Quinone reductase 2: A novel target of the quinolines

For years, the quinoline drugs have been used for the treatment of malaria, lupus and arthritis, however the exact mechanism of their action is still unknown. We utilized a functional proteomics approach that took advantage of the similarities between the quinolines and the ATP purine ring to identify targets of the quinolines. The purine-binding proteomes of human red blood cells (RBC) and Plasmodium falciparum were captured on gamma-phosphate linked ATP and screened with quinoline drugs by displacement affinity chromatography.

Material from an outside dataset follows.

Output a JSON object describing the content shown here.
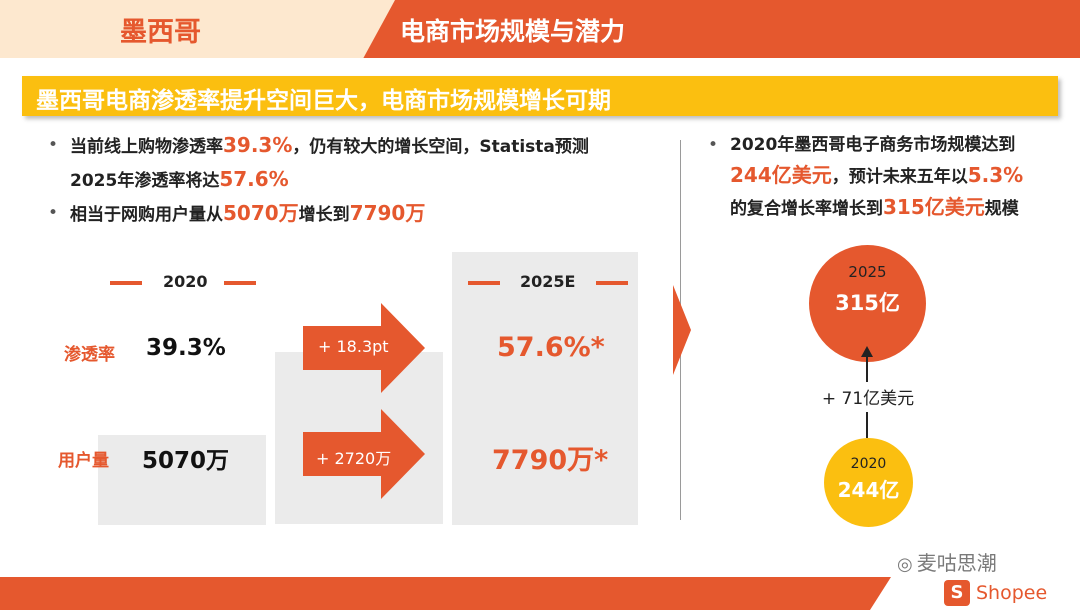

Two proteins were identified through screening of the RBC purinome---quinone reductase 2 (QR2) and aldehyde dehydrogenase 1 (ALDH1). Surprisingly, no proteins were recovered from the P. falciparum purinome. To test this result, we applied RBC and P. falciparum lysates to primaquine- and hydroxychloroquine-Sepharose. Again, the only two proteins recouped were QR2 and ALDH1 from the RBC proteome while no proteins were recovered from P. falciparum. Additionally, we have shown that QR2 is inhibited by the quinolines in vitro. Quinone reductase 2 is involved in maintaining redox status of the cell. We therefore propose that inhibition of QR2 by the quinolines leads to an inhospitable environment for the parasite causing parasite death. Computational molecular modeling identified the binding site of the quinolines to QR2 and was used to synthesize novel QR2 inhibitors based on the structure of the quinolines. These novel inhibitors potently inhibited QR2 activity in vitro and showed antimalarial activity in a cell based and mouse model of malaria. However, these compounds were not effective against drug resistant malaria strains. To further test the role of QR2 in malaria, a knockout mouse of QR2 was developed. Infection of these mice with a murine malaria parasite revealed that there was no difference in rates of infection nor was there any difference in response to quinoline treatment, indicating that QR2 is not involved in malaria infection. However, an immune phenotype was identified and further analysis revealed that QR2 is involved in the regulation of autoimmunity. The results presented here establish QR2 as a target of the quinolines and shed light on the mechanism of action of the quinoline drugs.